No salão
Há duas horas à
espera para me porem bonita para as marchas no salão de cabeleireiro onde venho
mais vezes e nunca me aborreço; é quase tão bom como me
sentar numa mesinha do Aliança e esperar que a conversa flua. Ouve-se tanta
coisa e dessa há tanta com tanta graça!
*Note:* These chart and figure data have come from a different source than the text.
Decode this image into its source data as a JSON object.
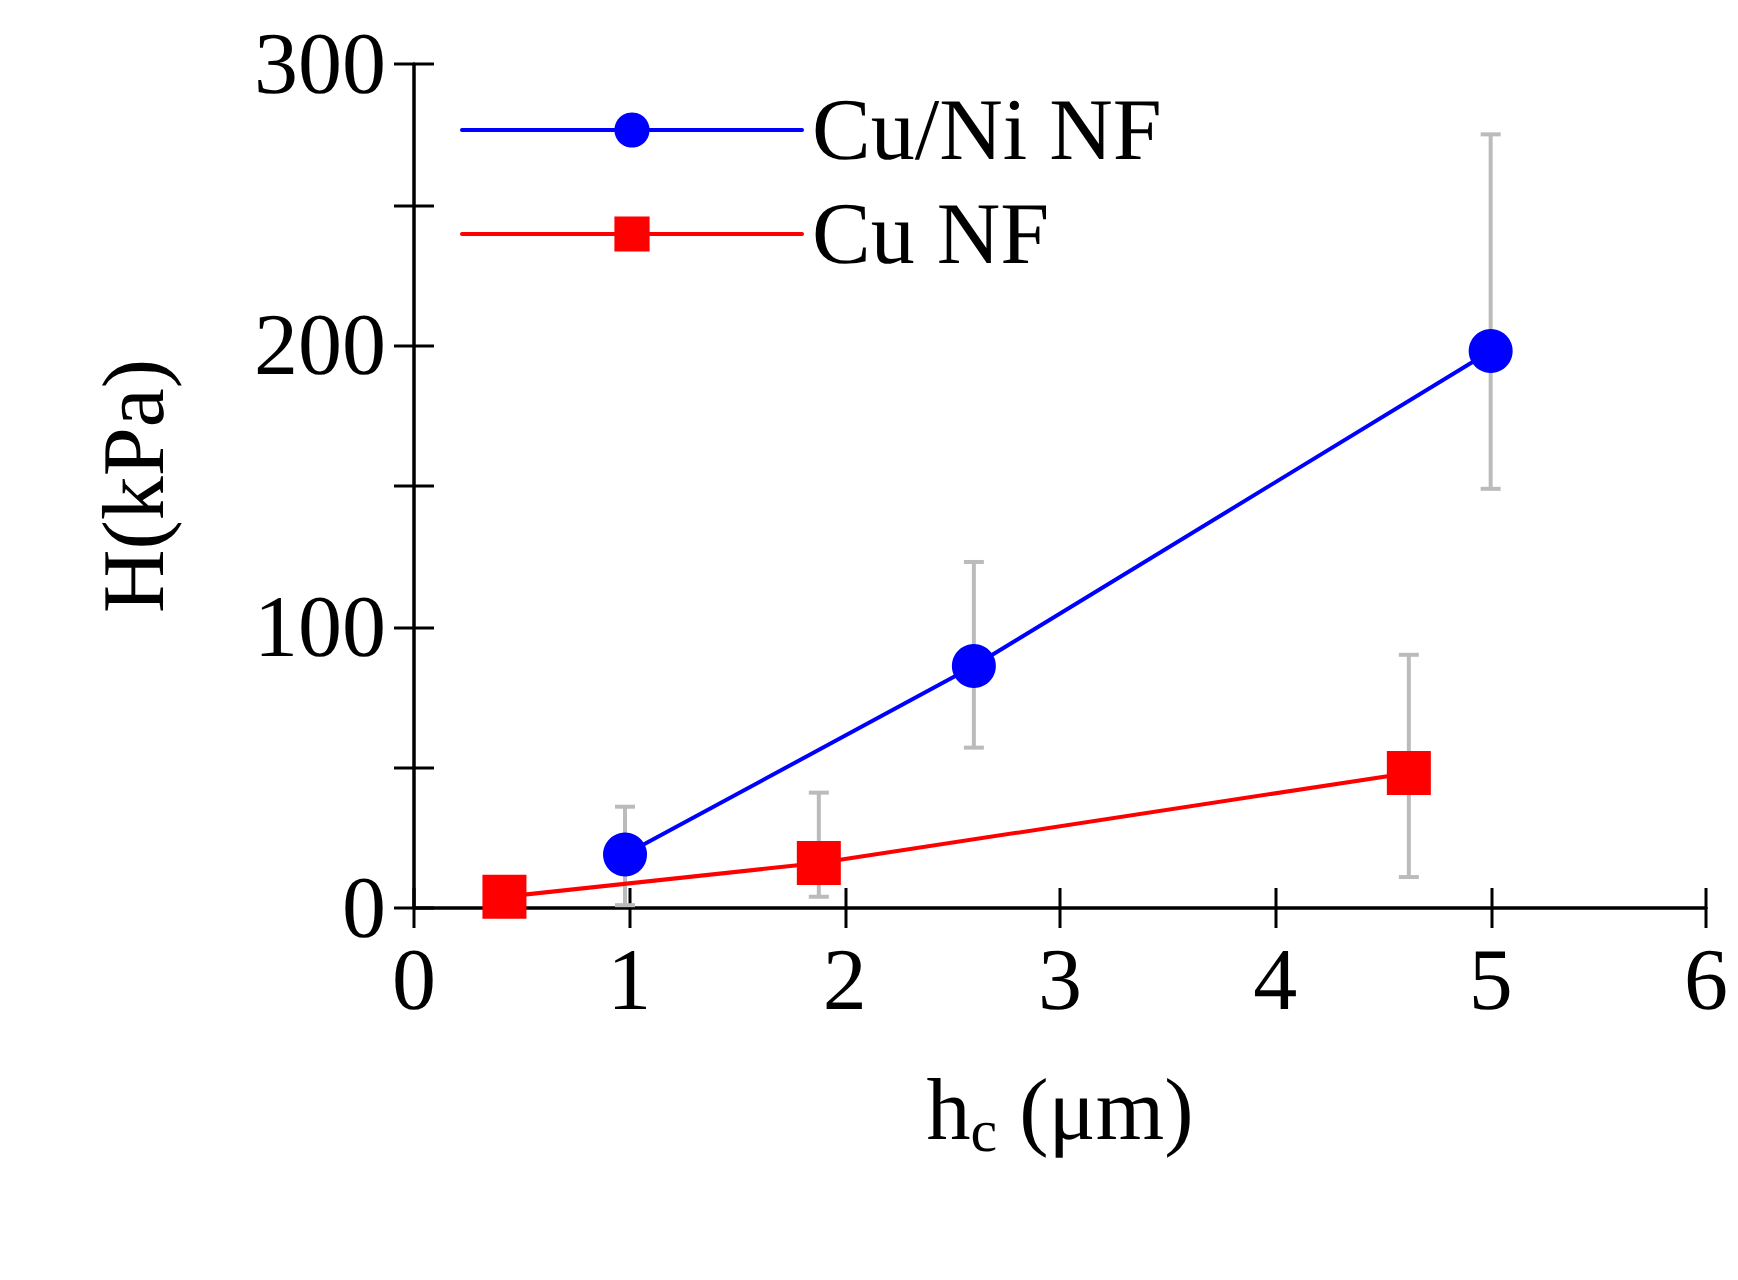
{
  "chart_data": {
    "type": "line",
    "xlabel": "h$_{c}$ (μm)",
    "ylabel": "H(kPa)",
    "xlim": [
      0,
      6
    ],
    "xticks": [
      0,
      1,
      2,
      3,
      4,
      5,
      6
    ],
    "ylim": [
      0,
      300
    ],
    "yticks": [
      0,
      {
        "value": 50,
        "label": null
      },
      100,
      {
        "value": 150,
        "label": null
      },
      200,
      {
        "value": 250,
        "label": null
      },
      300
    ],
    "legend": "top left",
    "grid": false,
    "series": [
      {
        "name": "Cu/Ni NF",
        "color": "#0000ff",
        "marker": "circle",
        "x": [
          0.98,
          2.6,
          5.0
        ],
        "values": [
          19,
          86,
          198
        ],
        "errors": [
          [
            1,
            36
          ],
          [
            57,
            123
          ],
          [
            149,
            275
          ]
        ]
      },
      {
        "name": "Cu NF",
        "color": "#ff0000",
        "marker": "square",
        "x": [
          0.42,
          1.88,
          4.62
        ],
        "values": [
          4,
          16,
          48
        ],
        "errors": [
          null,
          [
            4,
            41
          ],
          [
            11,
            90
          ]
        ]
      }
    ]
  }
}
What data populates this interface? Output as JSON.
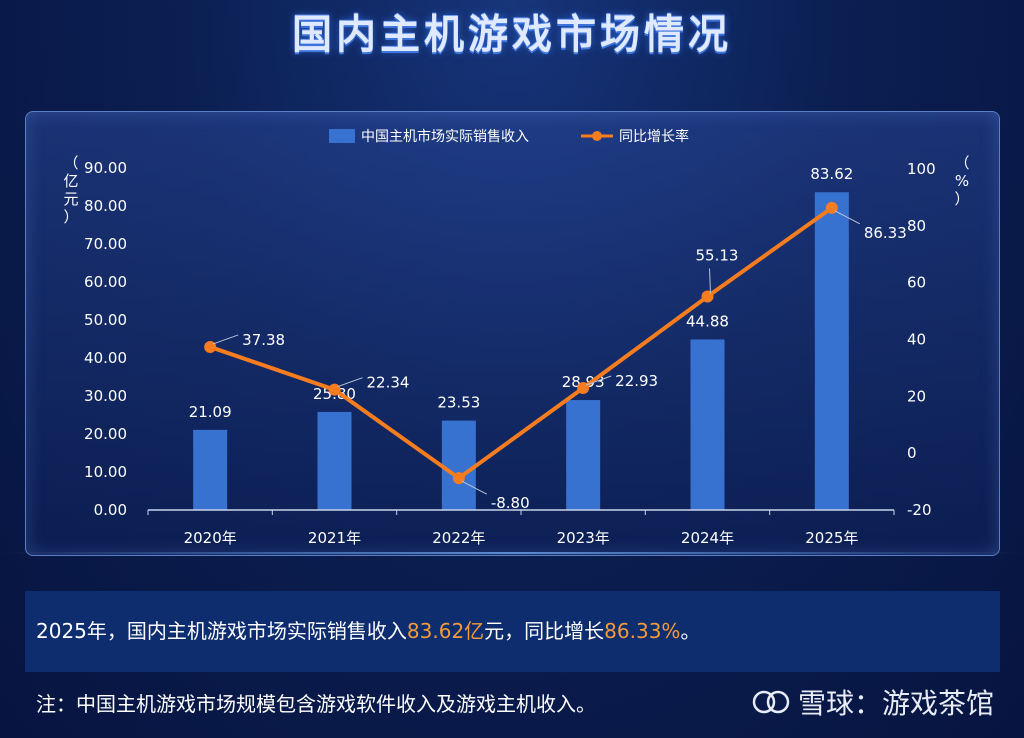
{
  "title": "国内主机游戏市场情况",
  "legend": {
    "bar_label": "中国主机市场实际销售收入",
    "line_label": "同比增长率"
  },
  "axes": {
    "left_unit_chars": [
      "（",
      "亿",
      "元",
      "）"
    ],
    "right_unit_chars": [
      "（",
      "%",
      "）"
    ]
  },
  "chart_data": {
    "type": "bar",
    "categories": [
      "2020年",
      "2021年",
      "2022年",
      "2023年",
      "2024年",
      "2025年"
    ],
    "series": [
      {
        "name": "中国主机市场实际销售收入",
        "type": "bar",
        "axis": "left",
        "values": [
          21.09,
          25.8,
          23.53,
          28.93,
          44.88,
          83.62
        ]
      },
      {
        "name": "同比增长率",
        "type": "line",
        "axis": "right",
        "values": [
          37.38,
          22.34,
          -8.8,
          22.93,
          55.13,
          86.33
        ]
      }
    ],
    "left_axis": {
      "min": 0,
      "max": 90,
      "step": 10,
      "ticks": [
        "0.00",
        "10.00",
        "20.00",
        "30.00",
        "40.00",
        "50.00",
        "60.00",
        "70.00",
        "80.00",
        "90.00"
      ]
    },
    "right_axis": {
      "min": -20,
      "max": 100,
      "step": 20,
      "ticks": [
        "-20",
        "0",
        "20",
        "40",
        "60",
        "80",
        "100"
      ]
    },
    "bar_labels": [
      "21.09",
      "25.80",
      "23.53",
      "28.93",
      "44.88",
      "83.62"
    ],
    "line_labels": [
      "37.38",
      "22.34",
      "-8.80",
      "22.93",
      "55.13",
      "86.33"
    ],
    "colors": {
      "bar": "#3872d0",
      "line": "#f57c1f",
      "axis_text": "#ffffff",
      "leader": "#b8c2d8"
    }
  },
  "summary": {
    "prefix": "2025年，国内主机游戏市场实际销售收入",
    "revenue": "83.62亿",
    "middle": "元，同比增长",
    "growth": "86.33%",
    "suffix": "。"
  },
  "note": "注：中国主机游戏市场规模包含游戏软件收入及游戏主机收入。",
  "brand": {
    "name": "雪球：游戏茶馆"
  }
}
Mas é por ondas, nem sempre as conversas se trocam com a mesma
intensidade e brilho, as vezes instala-se o silêncio, estranho, no entanto, basta alguém, uma cliente, um
familiar do cliente, lançar algo para o ar que imediatamente se pega por uma
das pontas da conversa e daí diverge para algo que sucedeu, alguém que teve um
comportamento que não se tolera, uma novela que se acompanha, um boato que se
ouviu, uma desavergonhada que enganou o marido e que se passeia pela cidade sem
pejo com o outro; se há lugar onde se possa e deva falar mal é no salão de
cabeleireiro, instituiu-se que aqui se pode costurar à vontade que daí não
passa; ninguém leva a conversa para fora porque a conversa pertence ao local. E se se ouve “ ouvi dizer, contaram-me no cabeleireiro, a rapariga que me pinta as
unhas disse-me…”, a credibilidade atribuída à fonte é escassa e permite alertar desde logo o receptor que, o que conta, já traz a informação adulterada. O salão de cabeleireiro funciona
como um confessionário alheio, a gente conta o que ouviu dizer, normalmente é
sempre por interposta pessoa, nunca se conta o que aconteceu na primeira pessoa
porque má língua que se preze refere-se sempre a algo que se ouviu que 3 e 4
pessoas disseram primeiro e que entretanto refinaram com pormenores de cunho
pessoal ao qual emprestaram uma cor e vivacidade muito mais interessantes do
que a matéria prima original: a história da mulher, a grande vaca que pôs os
cornos ao marido, não só os pôs como ainda teve o atrevimento de tendo-os posto
andar a contar a toda a gente que os voltava a por é muito mais
sumarenta do que a ladainha da pobre
coitada que, cansada de ser rejeitada pelo marido não resistiu aos avanços do
carteiro que tocando-a ao de leve na mão e deixando-a lá ficar enquanto lhe
passava o envelope, por duas vezes lhe disse que não gostava de a
ver tão triste, ela que tinha uns olhos bonitos, que grande pecado! No entanto,
no salão de cabeleireiro sempre que se inicia qualquer nova conversa
normalmente diz-se à laia de introdução para esclarecer as coisas “ não tenho nada a ver com isso e longe de mim
fazer juízos de valor, afinal a vida de cada um é como a vida de cada qual e cada um
sabe de si …..” e aqui vai, desbobina-se aquilo que não nos diz respeito com o afinco
e a nobreza de quem julga verdadeiramente estar, de certa forma, a reabilitar a
pessoa de quem se fala mal; uma espécie de tentativa de desagravo pela má acção
cometida mas que merece redenção, afinal “ não estamos nós livres de nos
acontecer algo assim, credo, Deus não permita mas…”. É pois, se formos a ver um
acto caridoso de bom cristão, reabilitar o bom nome de alguém, dissecando o seu
acto condenatório, procurando com isso encontrar os motivos, que enfim se podem
compreender e sendo assim quase aceitar. É também uma forma reguladora dos nossos comportamentos, afinal de contas ninguém quer ser motivo de falatório no salão, com boas intenções ou não!